The Empire Strikes Back really develops among similar lines. While the film always looks great, there is something clean and elegant about the cinematic style inside of the Death Star. It's beautiful here; we can understand the attraction of the Empire, of the Dark Side. We can understand why Darth Vader made the decision to do what he did. There is something to be said about becoming the cog of a very well-oiled machine. It's perfection; the crinkles and foibles of humankind have been thoroughly ironed out. Among the most evocative shots in the film is a push-in of Vader "hatching" from a mechanical egg. While we get a glimpse of Vader's pasty white head during this sequence and while this is the film where we learn that Vader is subservient to the evil Emperor Palpatine, this is not the pathetic creature of Return of the Jedi. This metallic womb signifies a life cycle made efficient and clean, sanitized of the messy sexuality of human biology. (Darth Vader may be one our baddest movie villains, but he's also one of our least sexy.) I suppose that I'll save deeper discussion of what exactly is the attraction of "the Dark Side" for Anakin Skywalker once we arrive at Lucas' massively flawed Attack of the Clones. (I'll probably also end up coming back to Empire Strikes Back when discussing the character of C-3PO in greater depth in that future review.)

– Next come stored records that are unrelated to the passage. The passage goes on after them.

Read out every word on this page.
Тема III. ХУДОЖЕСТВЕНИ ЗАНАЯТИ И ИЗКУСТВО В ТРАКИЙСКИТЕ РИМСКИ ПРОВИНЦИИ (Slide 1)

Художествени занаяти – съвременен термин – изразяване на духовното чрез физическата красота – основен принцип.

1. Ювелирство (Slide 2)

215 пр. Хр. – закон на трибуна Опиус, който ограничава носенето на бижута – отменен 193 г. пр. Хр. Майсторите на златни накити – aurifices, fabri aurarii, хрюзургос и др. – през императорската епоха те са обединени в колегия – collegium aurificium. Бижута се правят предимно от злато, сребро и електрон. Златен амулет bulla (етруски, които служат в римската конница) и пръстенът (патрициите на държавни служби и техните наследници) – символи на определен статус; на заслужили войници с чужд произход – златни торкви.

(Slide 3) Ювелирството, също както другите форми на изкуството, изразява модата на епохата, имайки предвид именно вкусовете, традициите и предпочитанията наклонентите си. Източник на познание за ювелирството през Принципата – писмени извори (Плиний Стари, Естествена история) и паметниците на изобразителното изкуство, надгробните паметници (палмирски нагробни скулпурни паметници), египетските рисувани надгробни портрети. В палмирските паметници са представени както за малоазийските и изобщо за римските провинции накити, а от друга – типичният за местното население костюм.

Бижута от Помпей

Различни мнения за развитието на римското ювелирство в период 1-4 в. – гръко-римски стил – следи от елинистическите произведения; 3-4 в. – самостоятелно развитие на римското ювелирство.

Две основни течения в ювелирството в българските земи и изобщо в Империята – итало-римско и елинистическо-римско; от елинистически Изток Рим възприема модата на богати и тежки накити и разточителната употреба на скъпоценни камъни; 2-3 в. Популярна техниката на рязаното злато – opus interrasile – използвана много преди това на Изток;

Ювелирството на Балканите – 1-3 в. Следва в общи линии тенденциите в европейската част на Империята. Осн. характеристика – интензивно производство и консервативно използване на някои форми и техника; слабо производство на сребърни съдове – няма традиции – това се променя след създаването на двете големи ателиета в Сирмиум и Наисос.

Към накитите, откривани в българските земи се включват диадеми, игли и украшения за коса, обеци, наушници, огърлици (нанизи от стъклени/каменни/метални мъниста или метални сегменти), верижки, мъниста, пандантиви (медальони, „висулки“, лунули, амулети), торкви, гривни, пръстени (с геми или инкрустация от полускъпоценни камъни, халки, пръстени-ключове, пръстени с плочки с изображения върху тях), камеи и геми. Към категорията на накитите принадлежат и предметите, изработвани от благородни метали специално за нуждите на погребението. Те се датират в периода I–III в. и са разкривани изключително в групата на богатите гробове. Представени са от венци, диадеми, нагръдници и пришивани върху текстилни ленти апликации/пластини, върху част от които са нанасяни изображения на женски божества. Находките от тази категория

But in a broad sense we can see how The Empire Strikes Back codes the Empire as the attractive but false spirituality of secular nationalism. Vader finds a sense of belonging here. Consolidating into the machine, it satiates the pain of his loneliness in the cosmos. But of course, he really belongs with the Light Side of the Force, humbled along the same wavelength and frequency as Obi-Wan and Yoda: a spiritual sense that transcends that of our sanitized mortal institutions. The film retains its hippy-dippy edge in other words, giving the finger to fascism and Republicans. The Empire Strikes Back is a perfect film in its own way, a rich thick tapestry of sloppiness, leftist and anti-formal while avoiding Dadaist aesthetic nihilism (a la Outfoxed: Rupert Murdoch's War on Journalism). The movie is the definitive reaction to Kubrick's intentionally incomprehensible and hyper-formalist 2001: A Space Odyssey, and is perhaps equally brilliant. Its groove in our collective cinema has been well-earned.